Her fifth solo album Loads Of Country Lovin’ was released on Festival in 1990, with most of the material self-written. Recorded at drummer Noel Lamberton’s Villa Recorders in Rotorua, it was produced by Vaughan, Lamberton and pianist Ernie Semu.
Later that year, a promoter reunited Vaughan, Brendan Dugan and Gray Bartlett for the hugely successful Together Again tour that broke box office records nationwide. The corresponding album, released on Festival, spent the first week of September at No.1. The aftermath wasn’t so pretty when the promoter gambled away the tour proceeds.
Once again relying solely on music for her income, Vaughan found work dried up after the saturation of the Together Again juggernaut. Penniless, she took a job at a scungy bar in Taupo before putting into action her dream of an all-girl harmony trio she called Girls Talk. The line-up stabilised early on with the addition of former Music World recording artist Celine Toner and ex-Country Touch singer Barbie Davidson and the women worked solidly until 2000.

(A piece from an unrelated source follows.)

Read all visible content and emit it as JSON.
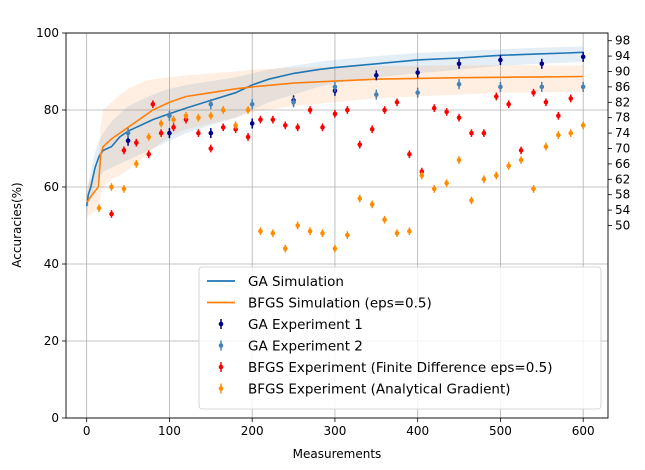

She also found employment at Mainfreight in Hamilton where she has remained while performing her own shows or hitting the road with Dugan and Bartlett and various groupings of former That’s Country stars and recording artists including John Grenell, The Hamilton County Bluegrass Band, Eddie Low and Patsy Riggir in Bartlett promotions such as Together Again: The Reunion, Highway Of Legends and True Legends.